[rfc-i] rfc-interest Digest, Vol 196, Issue 22

John C Klensin john-ietf at jck.com
Tue Feb 23 09:15:35 PST 2021


Let me distinguish between two types of use contexts:

(1) Trying to find relevant I-Ds, working with I-Ds, trying to
build new documents, and so on.  While there are design issues
and matters of taste we could quibble about and debate endlessly
(the issue of whether the home page for an I-D should show a
page or two or the current /latest version or the whole thing is
probably a good example).  For me, apparently like you, the
current datatracker setup is entirely satisfactory for that
purpose.   Moreover, even about those matters of taste that were
decided in a way that does not match my preferences, I worry a
bit about improvements because I'm used to doing things the way
they are now and making things better might me extra work to
readjust those habits.   There are also things that I think
would make it lots better.  For example, I wish the IESG would
strongly encourage a "Changes since the last version" appendix
and that the datatracker would pick that information up and show
the subsection for the most recent version on that first page --
far more useful than the complete document, which is only a
click away in any of several formats.

(2) References from RFCs.  These need to be, at least by
default, exact.  The flexibilities that are an advantage with
the above can be a liability here.  Why? Because it is not
unusual for the substantive content of an I-D to change as work
evolves and consensus emerges (or doesn't).  If, for example,
version NN of an I-D said "the outside of the bikeshed MUST be
painted blue", version NN+1 said "the outside of the bikeshed
MUST be painted lime green" and explained why, it would be very
important if an RFC that referenced it for color choices point
to the version the RFC's author intended and not some other
version.  Would it be important for the reader to find out that
there is a later version in which things might have changed?
Sometimes, but only the document author is likely to know.

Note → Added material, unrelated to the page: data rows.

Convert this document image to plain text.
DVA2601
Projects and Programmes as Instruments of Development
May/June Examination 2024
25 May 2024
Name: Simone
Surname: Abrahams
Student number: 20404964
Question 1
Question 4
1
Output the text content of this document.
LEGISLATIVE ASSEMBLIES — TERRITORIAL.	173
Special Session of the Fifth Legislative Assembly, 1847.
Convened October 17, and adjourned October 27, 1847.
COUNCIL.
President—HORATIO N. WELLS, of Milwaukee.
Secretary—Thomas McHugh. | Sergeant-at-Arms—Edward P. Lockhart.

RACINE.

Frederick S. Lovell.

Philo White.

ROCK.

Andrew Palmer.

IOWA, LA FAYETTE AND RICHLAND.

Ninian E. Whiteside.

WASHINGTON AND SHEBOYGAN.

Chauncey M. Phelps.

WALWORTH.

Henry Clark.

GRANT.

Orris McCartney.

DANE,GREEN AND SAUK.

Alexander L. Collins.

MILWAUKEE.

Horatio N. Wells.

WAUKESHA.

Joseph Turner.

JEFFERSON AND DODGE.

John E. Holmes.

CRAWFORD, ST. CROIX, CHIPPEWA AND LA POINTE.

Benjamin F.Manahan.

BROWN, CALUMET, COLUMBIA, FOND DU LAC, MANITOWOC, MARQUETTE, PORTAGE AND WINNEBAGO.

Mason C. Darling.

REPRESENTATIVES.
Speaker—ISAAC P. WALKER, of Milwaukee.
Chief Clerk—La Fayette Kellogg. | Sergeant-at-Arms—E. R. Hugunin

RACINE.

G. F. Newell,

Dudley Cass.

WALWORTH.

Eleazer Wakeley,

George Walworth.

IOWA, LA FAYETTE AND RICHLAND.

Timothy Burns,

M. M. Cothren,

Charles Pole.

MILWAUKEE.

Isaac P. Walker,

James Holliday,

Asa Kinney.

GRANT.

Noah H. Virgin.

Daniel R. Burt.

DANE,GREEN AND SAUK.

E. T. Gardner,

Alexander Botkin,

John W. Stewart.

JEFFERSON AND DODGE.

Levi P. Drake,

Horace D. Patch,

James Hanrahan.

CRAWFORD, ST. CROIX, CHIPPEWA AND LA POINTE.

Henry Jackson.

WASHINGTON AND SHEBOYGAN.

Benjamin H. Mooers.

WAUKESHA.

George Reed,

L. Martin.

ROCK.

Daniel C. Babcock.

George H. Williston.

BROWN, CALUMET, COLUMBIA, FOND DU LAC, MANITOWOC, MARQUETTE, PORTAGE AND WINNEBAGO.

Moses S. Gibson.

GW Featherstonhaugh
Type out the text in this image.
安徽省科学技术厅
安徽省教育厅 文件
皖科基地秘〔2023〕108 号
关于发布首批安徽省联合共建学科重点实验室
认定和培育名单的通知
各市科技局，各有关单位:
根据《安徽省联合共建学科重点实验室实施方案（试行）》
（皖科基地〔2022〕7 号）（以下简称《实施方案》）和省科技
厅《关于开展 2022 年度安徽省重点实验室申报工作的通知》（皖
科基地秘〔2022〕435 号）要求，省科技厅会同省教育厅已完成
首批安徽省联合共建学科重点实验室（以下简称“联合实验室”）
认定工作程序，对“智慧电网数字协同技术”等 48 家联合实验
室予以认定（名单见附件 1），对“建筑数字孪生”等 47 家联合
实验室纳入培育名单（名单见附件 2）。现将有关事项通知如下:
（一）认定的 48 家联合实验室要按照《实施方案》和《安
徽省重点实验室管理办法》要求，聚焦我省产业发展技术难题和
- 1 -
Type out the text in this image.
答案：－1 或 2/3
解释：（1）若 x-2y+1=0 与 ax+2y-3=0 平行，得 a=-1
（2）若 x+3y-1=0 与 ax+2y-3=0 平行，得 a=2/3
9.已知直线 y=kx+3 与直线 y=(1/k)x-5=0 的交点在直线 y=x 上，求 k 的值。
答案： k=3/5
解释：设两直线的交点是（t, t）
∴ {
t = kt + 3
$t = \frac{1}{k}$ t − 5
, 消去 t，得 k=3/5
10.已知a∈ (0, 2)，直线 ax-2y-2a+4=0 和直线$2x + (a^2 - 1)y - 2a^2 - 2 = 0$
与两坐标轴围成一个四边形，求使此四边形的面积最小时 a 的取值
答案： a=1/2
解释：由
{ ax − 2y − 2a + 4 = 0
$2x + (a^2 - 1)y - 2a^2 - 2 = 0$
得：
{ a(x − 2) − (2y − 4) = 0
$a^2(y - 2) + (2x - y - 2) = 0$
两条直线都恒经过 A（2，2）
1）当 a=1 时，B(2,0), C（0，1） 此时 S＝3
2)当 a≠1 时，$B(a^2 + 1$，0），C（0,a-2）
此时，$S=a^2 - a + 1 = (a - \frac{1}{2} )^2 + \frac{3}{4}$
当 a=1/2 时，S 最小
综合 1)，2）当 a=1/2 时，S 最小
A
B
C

--On Tuesday, February 23, 2021 12:16 +0000 tom petch
<daedulus at btconnect.com> wrote:

> On 23/02/2021 03:41, John C Klensin wrote:
>> --On Tuesday, February 23, 2021 01:39 +0100 Carsten Bormann
>> <cabo at tzi.org> wrote:
>>>> I am having trouble completely picturing just what you have
>>>> in mind, but, whatever you do, please keep in mind that
>>>> references from RFCs are supposed to be completely stable.
>>>> That means that, if I, as author, reference
>>>> draft-foo-bar-baz-03 at the time of RFC publication,
>>>> wherever the link points should produce
>>>> draft-foo-bar-baz-03 and not its most recent successor,
>>>> whether that is
>>>> draft-foo-bar-baz-15 or RFC 9999.
>>> Yes, but the landing page for -03 could have pointers to
>>> newer versions (I-D, RFC, Obsoleting RFC, …).
>> I have no problem with that as long as the landing page
>> unambiguously gets the reader to -03.  The current datatracker
>> page for a draft does not have that property -- one gets a
>> multiversion page that shows the most recent one and then has
>> to figure out how to navigate back to a particular version.
> For me, the datatracker page that I get to from a datatracker
> WG page has the metadata that I need to work, whereas the
> tools page is sadly lacking in that regard.  Yes, there is
> less metadata but I need that missing metadata so leaving it
> out is counter-productive.
> Also, from https://datatracker.ietf.org/doc/<i-d name> I get
> what is to me a clear display of the document history from
> which I can navigate to (almost) any earlier version.  I am
> puzzled that there should be any difficulty in clicking on the
> green or purple bar to select a different version (except when
> the submissions window is closing and authors submit three
> versions in under 24 hours and the bars shrink to zero).
> I think that the datatracker took a giant leap forward at some
> point from being unusable to being the best way into the work
> of the IETF so my home page became Active WGs. I often want to
> return there so that having the nav bar is most useful.
> Tom Petch
>>>> This is, of course a
>>>> cousin of whether a new I-D or RFC should be referencing the
>>>> same target RFC as the document it is replacing or should be
>>>> referencing the most recent update/replacement for that
>>>> earlier version.  In both cases, heuristics will frequently
>>>> be wrong. It might actually be useful for authors to be able
>>>> to specify "the version we specified, really" versus "most
>>>> recent version" in markup.
>>> Which you already can do in the source for an I-D.  RFC
>>> references are frozen, though.
>> I probably missed how to do that in I-Ds referencing I-Ds
>> after I got frustrated many years ago with automated handling
>> of them and just started typing them in.
>>>> I'm even a little hesitant about your pointing to the HTML
>>>> version as long as at least some of the html versions are
>>>> synthesized from the text rather than being supplied by
>>>> authors (who have presumably checked them) or generated from
>>>> xml2rfc v3 (which is presumably infallible). The synthesis
>>>> process doesn't make serious errors very often, but, in my
>>>> experience, it does make them.
>>> This could easily be fixed.
>>> I did a PoC for that a while ago.
>>> The data collection for the fixer does need some effort; this
>>> could be crowd-sourced or done proactively (probably more
>>> expensive than we care about this problem).
>> Personally, I'd much rather see any spare energy in the short
>> term concentrated on fixing things like indexes.